Competitive market will benefit region’s clients

The impending award of contracts to Russian state nuclear provider Rosatom to build Egypt’s first nuclear power plant is the latest sign of Russia’s growing strength in the Middle East’s emerging nuclear power market.

After completing the region’s first Nuclear Power Plant in Iran in 2013, Moscow has since agreed to build Jordan’s first nuclear power plant facility and is on the verge of signing final agreements to develop the 4GW El-Dabaa nuclear power plant in Egypt.

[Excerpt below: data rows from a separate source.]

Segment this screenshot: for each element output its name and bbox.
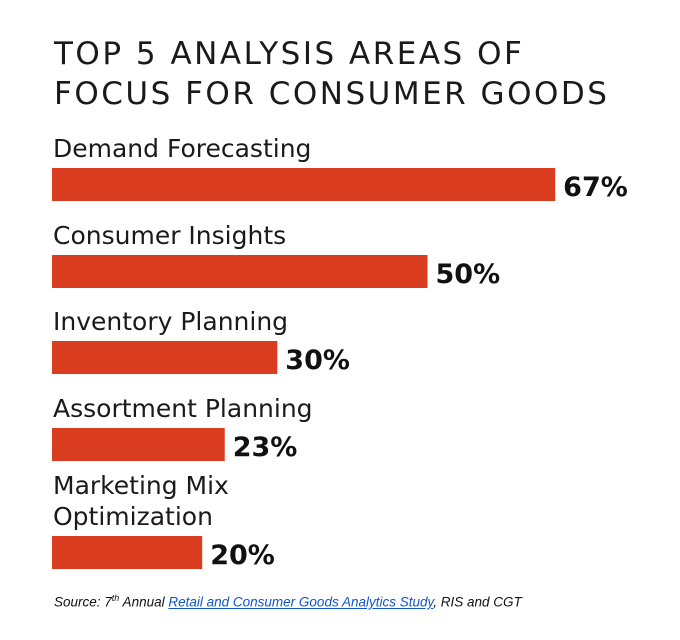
value-label: 23% <box>233 432 298 463</box>
chart-title-line-2: FOCUS FOR CONSUMER GOODS <box>54 76 610 112</box>
chart-title: TOP 5 ANALYSIS AREAS OF FOCUS FOR CONSUM… <box>54 34 654 114</box>
bar <box>52 255 428 288</box>
chart-title-line-1: TOP 5 ANALYSIS AREAS OF <box>54 36 525 72</box>
category-label: Optimization <box>53 502 213 531</box>
source-annual: Annual <box>119 594 169 610</box>
category-label: Marketing Mix <box>53 471 229 500</box>
value-label: 20% <box>210 540 275 571</box>
source-study-link[interactable]: Retail and Consumer Goods Analytics Stud… <box>168 594 434 610</box>
bar <box>52 168 556 201</box>
value-label: 30% <box>285 345 350 376</box>
category-label: Assortment Planning <box>53 394 313 423</box>
bar <box>52 341 278 374</box>
source-sup: th <box>111 593 120 603</box>
source-prefix: Source: 7 <box>54 594 112 610</box>
category-label: Consumer Insights <box>53 221 286 250</box>
category-label: Demand Forecasting <box>53 134 311 163</box>
source-suffix: , RIS and CGT <box>433 594 522 610</box>
source-note: Source: 7th Annual Retail and Consumer G… <box>54 593 522 610</box>
category-label: Inventory Planning <box>53 307 288 336</box>
bar <box>52 428 225 461</box>
value-label: 67% <box>563 172 628 203</box>
value-label: 50% <box>436 259 501 290</box>
bar <box>52 536 203 569</box>
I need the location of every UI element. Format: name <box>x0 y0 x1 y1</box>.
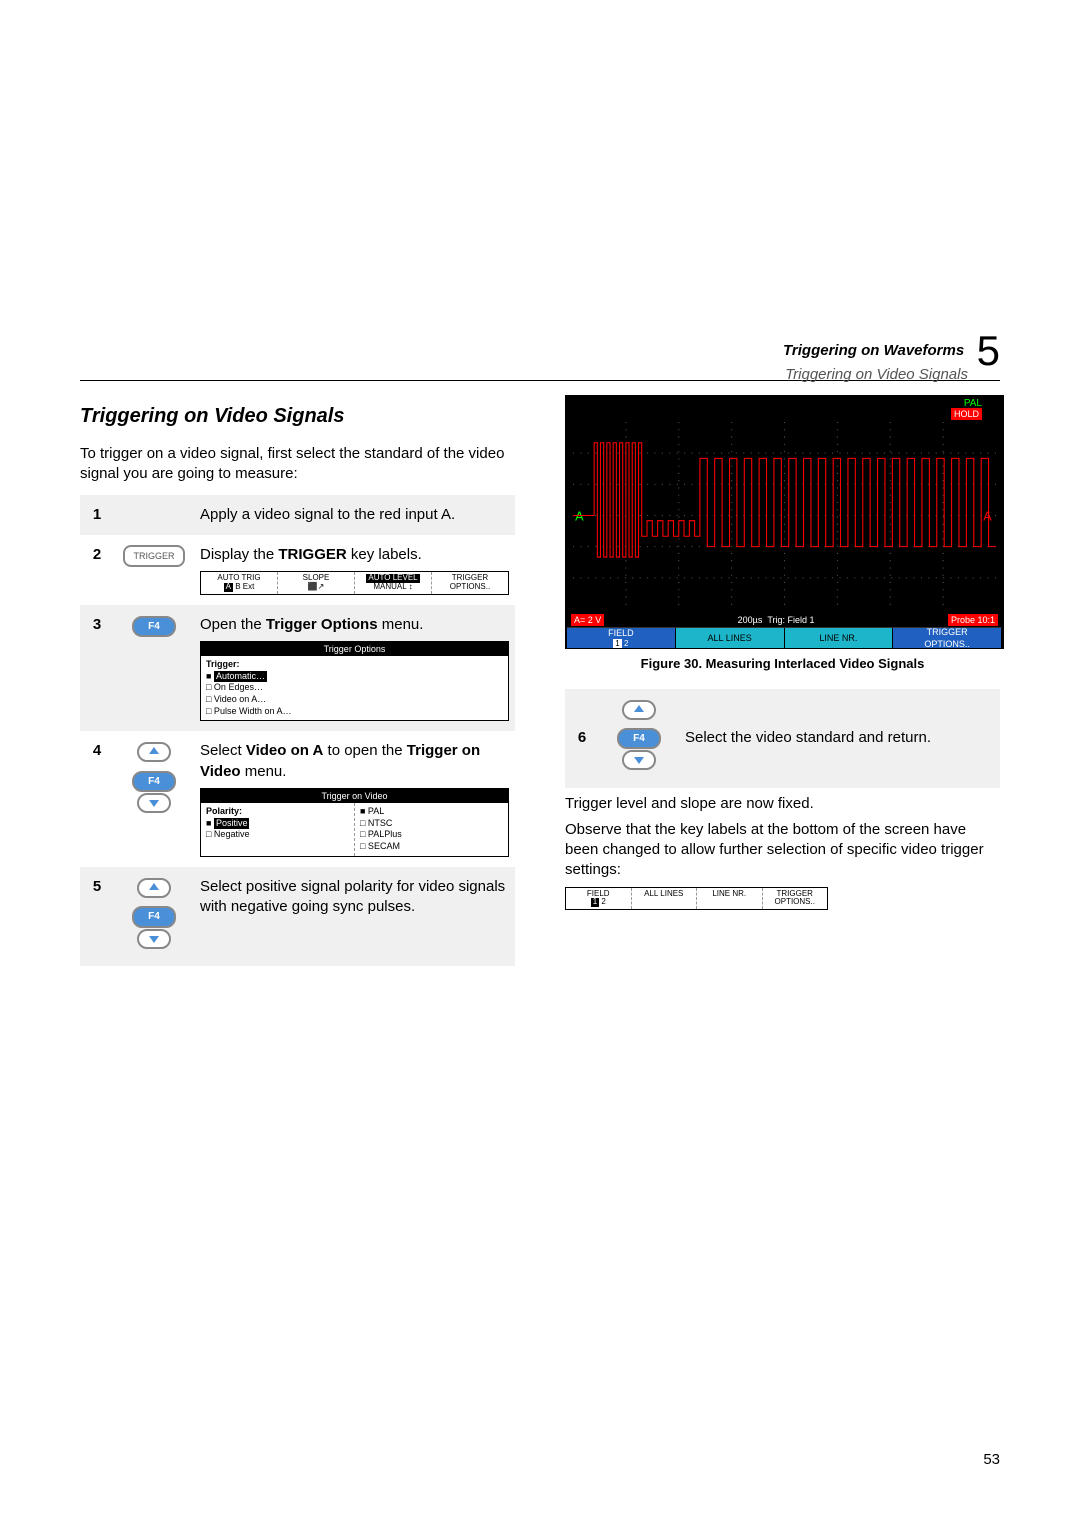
f4-key-icon: F4 <box>132 616 176 638</box>
arrow-up-icon <box>622 700 656 720</box>
step-number: 3 <box>80 605 114 732</box>
para: Trigger level and slope are now fixed. <box>565 794 1000 814</box>
step-text: Apply a video signal to the red input A. <box>194 495 515 535</box>
step-row: 5 F4 Select positive signal polarity for… <box>80 867 515 966</box>
softkey-bar: AUTO TRIGA B Ext SLOPE⬛↗ AUTO LEVELMANUA… <box>200 571 509 595</box>
scope-softkeys: FIELD1 2 ALL LINES LINE NR. TRIGGEROPTIO… <box>567 627 1002 648</box>
trigger-on-video-menu: Trigger on Video Polarity: ■ Positive □ … <box>200 788 509 857</box>
figure-caption: Figure 30. Measuring Interlaced Video Si… <box>565 655 1000 673</box>
section-heading: Triggering on Video Signals <box>80 403 515 430</box>
arrow-down-icon <box>622 750 656 770</box>
f4-key-icon: F4 <box>132 771 176 793</box>
step-text: Select Video on A to open the Trigger on… <box>194 731 515 866</box>
step-row: 4 F4 Select Video on A to open the Trigg… <box>80 731 515 866</box>
hold-label: HOLD <box>951 408 982 420</box>
step-number: 2 <box>80 535 114 605</box>
f4-key-icon: F4 <box>132 906 176 928</box>
step-row: 2 TRIGGER Display the TRIGGER key labels… <box>80 535 515 605</box>
right-column: PAL HOLD <box>565 395 1000 966</box>
svg-text:A: A <box>983 510 992 524</box>
step-text: Open the Trigger Options menu. Trigger O… <box>194 605 515 732</box>
chapter-title: Triggering on Waveforms <box>783 342 964 359</box>
step-number: 1 <box>80 495 114 535</box>
steps-table: 1 Apply a video signal to the red input … <box>80 495 515 966</box>
step-number: 6 <box>565 689 599 788</box>
chapter-number: 5 <box>977 330 1000 372</box>
arrow-down-icon <box>137 793 171 813</box>
step-text: Select the video standard and return. <box>679 689 1000 788</box>
scope-screenshot: PAL HOLD <box>565 395 1004 649</box>
step-row: 1 Apply a video signal to the red input … <box>80 495 515 535</box>
step-number: 4 <box>80 731 114 866</box>
bottom-softkey-bar: FIELD1 2 ALL LINES LINE NR. TRIGGEROPTIO… <box>565 887 828 911</box>
intro-text: To trigger on a video signal, first sele… <box>80 444 515 485</box>
step-text: Select positive signal polarity for vide… <box>194 867 515 966</box>
step-row: 3 F4 Open the Trigger Options menu. Trig… <box>80 605 515 732</box>
section-title: Triggering on Video Signals <box>783 366 968 383</box>
svg-text:A: A <box>575 510 584 524</box>
waveform-svg: A A <box>573 422 996 609</box>
step6-table: 6 F4 Select the video standard and retur… <box>565 689 1000 788</box>
arrow-up-icon <box>137 742 171 762</box>
step-number: 5 <box>80 867 114 966</box>
page-header: Triggering on Waveforms 5 Triggering on … <box>783 330 1000 383</box>
para: Observe that the key labels at the botto… <box>565 820 1000 881</box>
arrow-down-icon <box>137 929 171 949</box>
page-number: 53 <box>983 1451 1000 1468</box>
step-text: Display the TRIGGER key labels. AUTO TRI… <box>194 535 515 605</box>
f4-key-icon: F4 <box>617 728 661 750</box>
arrow-up-icon <box>137 878 171 898</box>
left-column: Triggering on Video Signals To trigger o… <box>80 395 515 966</box>
trigger-key-icon: TRIGGER <box>123 545 184 567</box>
trigger-options-menu: Trigger Options Trigger: ■ Automatic… □ … <box>200 641 509 722</box>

While it is the South Koreans that are building the UAE’s first nuclear facility, Moscow will still provide uranium enrichment services for fuel, and are keen to be involved with any future opportunities in the GCC’s nascent nuclear market.

With the Russian economy feeling the strains from western sanctions and China’s continuing economic woes, Moscow is keen to strengthen its role in the Middle East. While the initiation of airstrikes in Syria in support of President Bashar al-Assad has strengthened its political position, Moscow has prioritised nuclear power as a key opportunity and area of economic growth in the region.

While its growing foothold in the Middle East’s nuclear power sector will please Moscow, it should also benefit governments in the region planning to integrate nuclear power into their energy strategies.

With South Korea and Russia already active in the market, and the French and US and Japan having signed nuclear cooperation agreements with Saudi Arabia, regional governments pursuing atomic energy will have a considerable list of established nuclear providers to select from. A competitive market will ensure that clients get the best deal possible.